Pensioenfondsen en kerkelijke, levensbeschouwelijke, charitatieve, culturele, wetenschappelijke
of het algemeen nut beogende instellingen
[Regeling vervallen per 01-08-2008 met terugwerkende kracht tot en met 18-07-2008]
De Vaste Commissie voor Financiën van de Tweede Kamer der Staten-Generaal heeft naar
aanleiding van de notitie inzake het algemene fiscale verdragsbeleid (Tweede kamer,
vergaderjaar 1987–1988, 20365, nrs. 1–2) aan de toenmalige Staatssecretaris van Financiën
onder meer een vraag gesteld over de verdragstoepassing ten aanzien van pensioenfondsen
(Tweede Kamer vergaderjaar 1987–1988, nr. 3). Die vraag (nummer 86) luidde als volgt:
‘Hoe wordt bewerkstelligd dat pensioenfondsen (tot nu toe in Nederland vrijgesteld
van vennootschapsbelasting) in aanmerking komen voor een reductie van buitenlandse
bronheffingen, gegeven de veronderstelling dat ze t.g.v. de vrijstelling in de zin
van artikel 4, lid 1 (Nederlands Standaardverdrag), geen inwoner van Nederland zijn?’
Op deze vraag is het volgende geantwoord:
‘Gezien hun huidige subjectieve vrijstelling voor de vennootschapsbelasting ingevolge
artikel 5, letter b, Wet op de vennootschapsbelasting 1969 jo. artikel 3 Uitvoeringsbesluit
vennootschapsbelasting 1971 zijn in Nederland gevestigde pensioenfondsen in het algemeen
naar de letter van onze belastingverdragen niet als inwoner van Nederland aan te merken.
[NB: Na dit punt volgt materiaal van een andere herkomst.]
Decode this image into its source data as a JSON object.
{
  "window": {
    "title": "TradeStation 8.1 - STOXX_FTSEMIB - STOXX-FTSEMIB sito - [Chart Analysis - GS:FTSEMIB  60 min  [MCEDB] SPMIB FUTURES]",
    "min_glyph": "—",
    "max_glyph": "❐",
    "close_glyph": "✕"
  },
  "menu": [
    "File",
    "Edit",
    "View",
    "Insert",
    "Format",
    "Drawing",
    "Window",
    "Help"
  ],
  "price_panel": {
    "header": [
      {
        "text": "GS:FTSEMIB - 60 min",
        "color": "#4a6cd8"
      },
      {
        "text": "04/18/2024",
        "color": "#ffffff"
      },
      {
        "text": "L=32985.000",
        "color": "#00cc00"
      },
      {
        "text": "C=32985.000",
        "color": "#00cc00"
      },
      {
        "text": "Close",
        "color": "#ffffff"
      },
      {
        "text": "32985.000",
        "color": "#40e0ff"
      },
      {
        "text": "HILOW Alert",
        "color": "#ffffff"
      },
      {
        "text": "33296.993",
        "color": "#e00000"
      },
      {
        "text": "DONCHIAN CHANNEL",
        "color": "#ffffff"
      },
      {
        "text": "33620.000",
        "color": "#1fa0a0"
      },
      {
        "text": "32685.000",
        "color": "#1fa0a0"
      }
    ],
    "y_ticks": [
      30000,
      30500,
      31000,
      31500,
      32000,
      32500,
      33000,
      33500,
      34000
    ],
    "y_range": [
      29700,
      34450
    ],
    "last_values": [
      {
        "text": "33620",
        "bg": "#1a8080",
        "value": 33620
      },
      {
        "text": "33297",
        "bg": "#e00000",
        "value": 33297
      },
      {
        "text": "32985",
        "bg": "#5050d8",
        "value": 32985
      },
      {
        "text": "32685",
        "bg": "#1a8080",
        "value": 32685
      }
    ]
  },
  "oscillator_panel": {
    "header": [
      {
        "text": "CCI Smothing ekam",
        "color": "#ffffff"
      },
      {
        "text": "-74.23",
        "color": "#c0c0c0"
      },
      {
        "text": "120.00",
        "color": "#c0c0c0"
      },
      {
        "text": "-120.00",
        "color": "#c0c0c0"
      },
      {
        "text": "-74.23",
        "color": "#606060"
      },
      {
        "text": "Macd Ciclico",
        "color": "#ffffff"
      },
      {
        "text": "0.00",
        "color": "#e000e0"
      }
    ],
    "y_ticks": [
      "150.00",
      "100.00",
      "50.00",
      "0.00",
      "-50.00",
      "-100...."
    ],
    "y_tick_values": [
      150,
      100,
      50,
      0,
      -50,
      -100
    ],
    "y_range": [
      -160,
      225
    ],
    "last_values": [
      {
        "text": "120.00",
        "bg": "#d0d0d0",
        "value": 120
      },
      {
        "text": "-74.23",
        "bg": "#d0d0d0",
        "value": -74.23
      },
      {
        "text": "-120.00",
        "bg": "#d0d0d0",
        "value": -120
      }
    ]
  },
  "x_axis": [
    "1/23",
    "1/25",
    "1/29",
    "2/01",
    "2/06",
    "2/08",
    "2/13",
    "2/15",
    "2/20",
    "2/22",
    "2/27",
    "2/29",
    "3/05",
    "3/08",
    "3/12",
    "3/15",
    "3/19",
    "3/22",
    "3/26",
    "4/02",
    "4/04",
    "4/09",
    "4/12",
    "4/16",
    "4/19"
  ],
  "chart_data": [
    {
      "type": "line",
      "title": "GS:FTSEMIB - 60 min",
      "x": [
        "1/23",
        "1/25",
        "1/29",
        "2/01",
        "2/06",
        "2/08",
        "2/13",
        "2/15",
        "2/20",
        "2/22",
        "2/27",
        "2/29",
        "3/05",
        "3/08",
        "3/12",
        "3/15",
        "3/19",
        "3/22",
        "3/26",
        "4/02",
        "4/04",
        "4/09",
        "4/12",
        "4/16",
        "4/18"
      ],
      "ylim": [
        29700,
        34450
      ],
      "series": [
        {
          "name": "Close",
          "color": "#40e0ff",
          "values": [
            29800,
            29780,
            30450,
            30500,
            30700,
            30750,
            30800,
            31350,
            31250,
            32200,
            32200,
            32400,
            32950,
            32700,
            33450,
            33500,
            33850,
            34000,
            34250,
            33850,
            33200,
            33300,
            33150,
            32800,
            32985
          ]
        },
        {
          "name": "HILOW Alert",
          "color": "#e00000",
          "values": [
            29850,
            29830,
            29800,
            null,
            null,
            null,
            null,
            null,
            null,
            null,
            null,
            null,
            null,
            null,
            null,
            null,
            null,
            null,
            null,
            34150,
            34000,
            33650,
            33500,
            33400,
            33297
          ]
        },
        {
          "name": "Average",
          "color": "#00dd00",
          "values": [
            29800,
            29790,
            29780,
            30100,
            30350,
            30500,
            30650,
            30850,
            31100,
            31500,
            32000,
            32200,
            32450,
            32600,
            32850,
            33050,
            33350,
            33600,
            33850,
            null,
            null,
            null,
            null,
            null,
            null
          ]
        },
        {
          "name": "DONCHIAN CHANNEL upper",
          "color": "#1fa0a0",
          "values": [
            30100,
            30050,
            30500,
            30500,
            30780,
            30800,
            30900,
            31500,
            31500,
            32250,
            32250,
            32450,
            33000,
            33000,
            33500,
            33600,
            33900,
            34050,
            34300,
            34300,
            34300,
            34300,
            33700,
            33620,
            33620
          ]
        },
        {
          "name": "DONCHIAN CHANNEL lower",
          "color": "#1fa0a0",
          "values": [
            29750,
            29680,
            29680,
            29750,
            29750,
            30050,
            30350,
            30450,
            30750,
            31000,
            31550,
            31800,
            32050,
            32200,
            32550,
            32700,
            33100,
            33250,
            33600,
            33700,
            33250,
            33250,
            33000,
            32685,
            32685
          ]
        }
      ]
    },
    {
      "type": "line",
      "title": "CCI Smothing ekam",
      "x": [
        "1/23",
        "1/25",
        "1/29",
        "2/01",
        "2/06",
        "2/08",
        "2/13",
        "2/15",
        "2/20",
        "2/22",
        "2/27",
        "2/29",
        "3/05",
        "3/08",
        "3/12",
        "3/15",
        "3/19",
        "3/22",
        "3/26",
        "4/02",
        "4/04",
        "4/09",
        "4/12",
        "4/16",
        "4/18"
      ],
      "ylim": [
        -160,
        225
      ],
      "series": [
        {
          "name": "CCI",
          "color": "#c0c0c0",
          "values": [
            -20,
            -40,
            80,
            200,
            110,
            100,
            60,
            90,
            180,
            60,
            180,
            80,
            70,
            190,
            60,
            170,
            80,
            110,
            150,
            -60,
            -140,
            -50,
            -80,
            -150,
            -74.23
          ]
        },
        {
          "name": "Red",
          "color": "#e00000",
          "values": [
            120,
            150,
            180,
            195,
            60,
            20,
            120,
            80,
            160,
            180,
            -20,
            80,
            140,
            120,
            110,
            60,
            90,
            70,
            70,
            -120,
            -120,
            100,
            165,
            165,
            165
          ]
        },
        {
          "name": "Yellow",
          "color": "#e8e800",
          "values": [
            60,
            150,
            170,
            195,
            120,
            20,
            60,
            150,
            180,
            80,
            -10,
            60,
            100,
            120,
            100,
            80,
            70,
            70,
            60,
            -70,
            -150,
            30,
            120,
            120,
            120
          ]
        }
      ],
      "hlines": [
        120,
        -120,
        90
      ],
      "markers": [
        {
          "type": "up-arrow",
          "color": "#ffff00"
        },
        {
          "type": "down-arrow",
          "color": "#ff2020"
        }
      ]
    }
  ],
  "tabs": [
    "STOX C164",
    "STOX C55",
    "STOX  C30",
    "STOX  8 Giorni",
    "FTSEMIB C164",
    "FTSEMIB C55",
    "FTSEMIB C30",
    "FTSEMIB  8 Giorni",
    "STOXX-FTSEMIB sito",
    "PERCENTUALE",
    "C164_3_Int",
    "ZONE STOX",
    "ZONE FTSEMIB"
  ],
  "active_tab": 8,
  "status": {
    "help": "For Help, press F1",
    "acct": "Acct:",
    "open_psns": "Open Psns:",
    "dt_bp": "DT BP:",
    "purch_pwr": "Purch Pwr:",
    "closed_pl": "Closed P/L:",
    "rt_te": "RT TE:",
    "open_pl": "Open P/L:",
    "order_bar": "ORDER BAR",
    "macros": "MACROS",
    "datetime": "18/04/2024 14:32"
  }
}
Onze verdragen plegen immers als definitie voor inwonerschap te bevatten het onderworpen
zijn aan belasting hier te lande. Niettemin wordt onzerzijds aan hier te lande gevestigde
pensioenfondsen gewoonlijk een woonplaatsverklaring afgegeven ter verkrijging van
reductie van buitenlandse bronbelasting onder het desbetreffende verdrag. Naar Nederlandse
opvatting is het namelijk niet de bedoeling van de genoemde voorwaarde verdragstoepassing
te verhinderen in gevallen als de onderhavige, waarin de reële vestiging in ons land
buiten twijfel is. Deze handelwijze is bij onze verdragspartners nog nooit op verzet
gestoten. Andersom heeft ons land er geen bezwaar tegen, indien in het buitenland
gevestigde en daar niet aan winstbelasting onderworpen pensioenfondsen aanspraak maken
op reductie van Nederlandse dividendbelasting krachtens onze belastingverdragen.’
Gelet op het gestelde in de laatste volzin van het hiervoor vermelde antwoord op vraag
86 van de Vaste Commissie voor Financiën van de Tweede kamer der Staten-Generaal kunnen
de desbetreffende inspecteurs zich voor zover nodig voor gemachtigd houden in voorkomend
geval aan in Nederland gevestigde pensioenfondsen, kerkelijke, levensbeschouwelijke,
charitatieve, culturele, wetenschappelijke of het algemeen nut beogende instellingen
een woonplaatsverklaring af te geven indien zij deze nodig hebben voor het verkrijgen
van gehele of gedeeltelijke vrijstelling of teruggaaf van buitenlandse bronbelasting
op grond van het desbetreffende belastingverdrag.